PARIMO – Aktivitas Pertambangan Emas Tanpa Izin (PETI) di Desa Tirtanagaya, Kecamatan Bolano Lambunu, Kabupaten Parigi Moutong, Sulawesi Tengah (Sulteng), dilaporkan masih terus berlangsung pasca-banjir yang melanda sejumlah desa di wilayah hilir.

Tiga lokasi PETI yang masih beroperasi yakni di wilayah Dengki, Kuala Raja, dan Duyung.

Seorang warga yang enggan disebutkan namanya menyebutkan bahwa para penambang tetap menggunakan alat berat untuk membuka lahan, meski desa-desa di bagian hilir baru saja terdampak banjir.

“Baru beberapa hari desa yang berada di hilir sungai terdampak banjir. Namun, para penambang masih melakukan aktifitasnya dengan merusak hutan dengan alat berat,” ungkapnya, Kamis (3/7).

Ia menyayangkan tidak adanya tindakan tegas dari Pemerintah Daerah Parimo maupun Aparat Penegak Hukum (APH), sehingga memicu kekhawatiran akan potensi bencana yang lebih besar jika aktivitas PETI tidak dihentikan secara permanen.

“Persepsi kami yang berada di hilir, trauma dan ketakutan ketika masuk musim penghujan. Karena sewaktu-waktu bencana banjir atau tanah longsor bisa terjadi jika mereka di atas tidak menutup total PETI di Tirtanagaya,” jelasnya.

Camat Bolano Lambunu, Sodik Hamzah, membenarkan adanya dugaan aktivitas PETI yang masih berlangsung. Namun ia mengaku belum bisa memastikan langsung karena masih fokus menangani dampak banjir.

“Karena masih sibuk pasca banjir, saya belum tahu persis, tapi menurut saya kemungkinan masih ada (aktivitas PETI),” ujarnya.

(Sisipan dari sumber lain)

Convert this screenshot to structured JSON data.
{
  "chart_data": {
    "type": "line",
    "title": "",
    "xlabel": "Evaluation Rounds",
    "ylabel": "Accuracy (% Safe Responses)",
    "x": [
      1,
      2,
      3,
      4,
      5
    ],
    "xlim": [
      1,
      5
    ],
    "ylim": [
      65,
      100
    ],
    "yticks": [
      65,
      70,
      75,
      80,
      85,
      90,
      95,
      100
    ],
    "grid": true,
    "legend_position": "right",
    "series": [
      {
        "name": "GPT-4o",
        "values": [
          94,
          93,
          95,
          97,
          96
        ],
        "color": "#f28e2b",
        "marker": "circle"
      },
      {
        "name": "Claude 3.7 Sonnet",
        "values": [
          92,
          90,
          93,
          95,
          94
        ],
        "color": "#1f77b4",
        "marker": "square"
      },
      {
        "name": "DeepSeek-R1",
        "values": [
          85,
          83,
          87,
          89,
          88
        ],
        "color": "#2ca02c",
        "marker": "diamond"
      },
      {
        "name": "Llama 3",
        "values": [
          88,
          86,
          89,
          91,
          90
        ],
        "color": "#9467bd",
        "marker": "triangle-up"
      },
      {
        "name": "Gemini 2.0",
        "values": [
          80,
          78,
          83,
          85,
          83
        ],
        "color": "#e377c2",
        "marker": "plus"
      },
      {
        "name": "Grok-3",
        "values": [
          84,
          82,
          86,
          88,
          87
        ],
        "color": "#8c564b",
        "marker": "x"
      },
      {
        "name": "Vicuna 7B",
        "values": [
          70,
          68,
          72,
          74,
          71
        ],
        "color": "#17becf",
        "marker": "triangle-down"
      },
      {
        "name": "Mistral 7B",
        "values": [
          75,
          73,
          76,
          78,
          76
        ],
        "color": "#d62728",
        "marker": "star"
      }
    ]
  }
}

Sodik menambahkan bahwa pihak kecamatan telah berupaya melakukan pendekatan kepada para pelaku PETI melalui pengiriman surat imbauan.

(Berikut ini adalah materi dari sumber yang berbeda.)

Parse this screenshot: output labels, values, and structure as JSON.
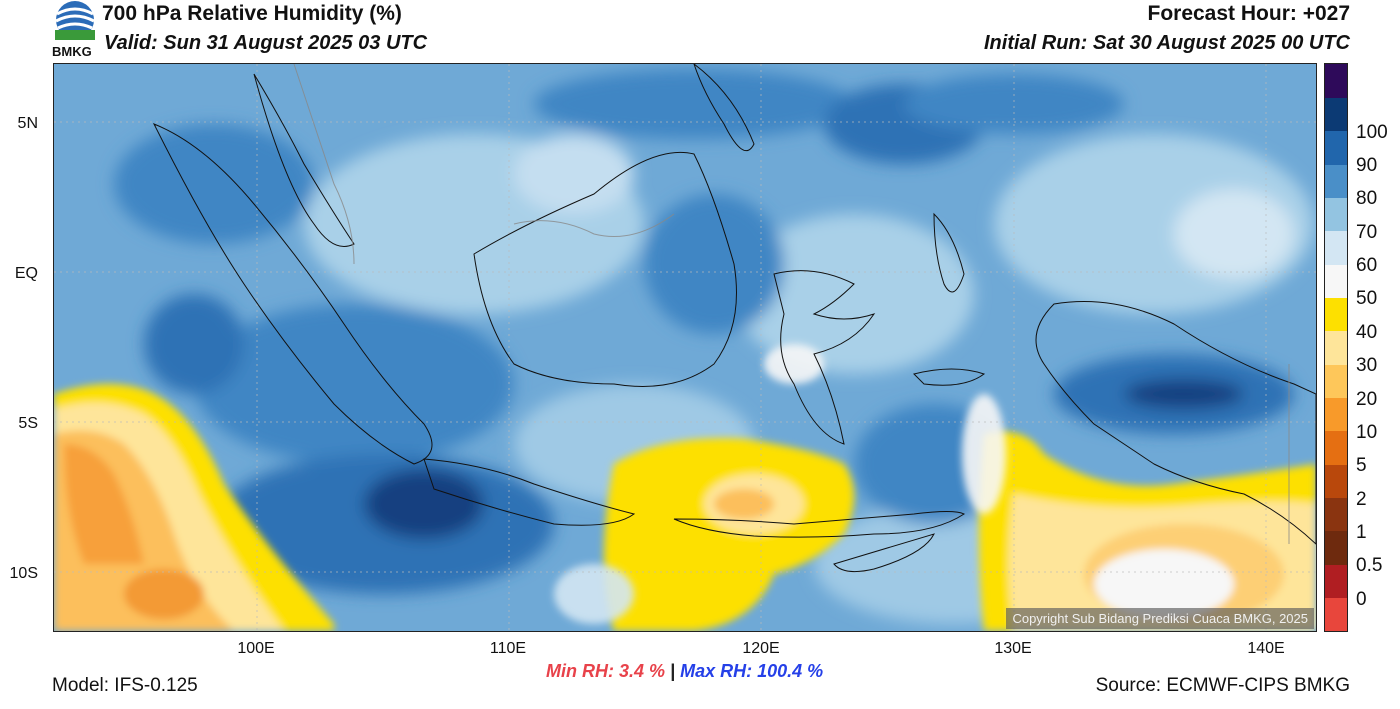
{
  "header": {
    "title": "700 hPa Relative Humidity (%)",
    "valid": "Valid: Sun 31 August 2025 03 UTC",
    "forecast_hour": "Forecast Hour: +027",
    "initial_run": "Initial Run: Sat 30 August 2025 00 UTC",
    "logo_text": "BMKG"
  },
  "axes": {
    "lat_labels": [
      "5N",
      "EQ",
      "5S",
      "10S"
    ],
    "lon_labels": [
      "100E",
      "110E",
      "120E",
      "130E",
      "140E"
    ],
    "lat_values": [
      5,
      0,
      -5,
      -10
    ],
    "lon_values": [
      100,
      110,
      120,
      130,
      140
    ],
    "lat_range": [
      -12,
      7
    ],
    "lon_range": [
      92,
      142
    ]
  },
  "colorbar": {
    "levels": [
      "0",
      "0.5",
      "1",
      "2",
      "5",
      "10",
      "20",
      "30",
      "40",
      "50",
      "60",
      "70",
      "80",
      "90",
      "100"
    ],
    "colors": [
      "#e8463c",
      "#b01e22",
      "#6e2a0e",
      "#8a3410",
      "#b9480c",
      "#e56f12",
      "#f89a2a",
      "#fec75a",
      "#fee59a",
      "#fde000",
      "#f7f7f7",
      "#d3e6f3",
      "#93c4e1",
      "#4a8fc8",
      "#2166ac",
      "#0c3a74",
      "#2e0a5a"
    ]
  },
  "stats": {
    "min_label": "Min RH:",
    "min_value": "3.4 %",
    "separator": "|",
    "max_label": "Max RH:",
    "max_value": "100.4 %"
  },
  "footer": {
    "model": "Model: IFS-0.125",
    "source": "Source: ECMWF-CIPS BMKG",
    "copyright": "Copyright Sub Bidang Prediksi Cuaca BMKG, 2025"
  }
}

“Kepala seksi saya sudah naik ke lokasi bawa surat ke ‘bos’ tambang, tapi tidak ada satu pun yang datang. Surat itu menyampaikan bahwa warga saya banyak petani dengan luas sawah sekitar 6.000 hektare. Saya tidak mau petani dirugikan,” tegasnya.

Sementara itu, Kepala Bidang Penataan dan Penaatan Lingkungan pada Hidup Dinas Lingkungan Hidup (DLH) Kabupaten Parimo, mencurigai aktivitas PETI di Tirtanagaya berada di kawasan Hutan Produksi Terbatas (HPT). Namun hingga kini belum ada identifikasi pasti melalui koordinat lokasi.

“Kita curigai aktivitas PETI Tirtanagaya masuk dalam kawasan HPT, tapi memang belum pernah dilakukan pengambilan titik koordinat lokasi,” ungkap Mohammad Idrus,

Kecurigaan itu, lanjut Idrus, didasarkan pada sejumlah informasi dari warga yang menyebut lokasi PETI berada di bekas wilayah izin salah satu perusahaan tambang.

“Kita curiga karena dari data dan informasi yang kami terima, aktivitas PETI Tirtanagaya berada di lokasi eks tambang salah satu perusahaan,” pungkasnya.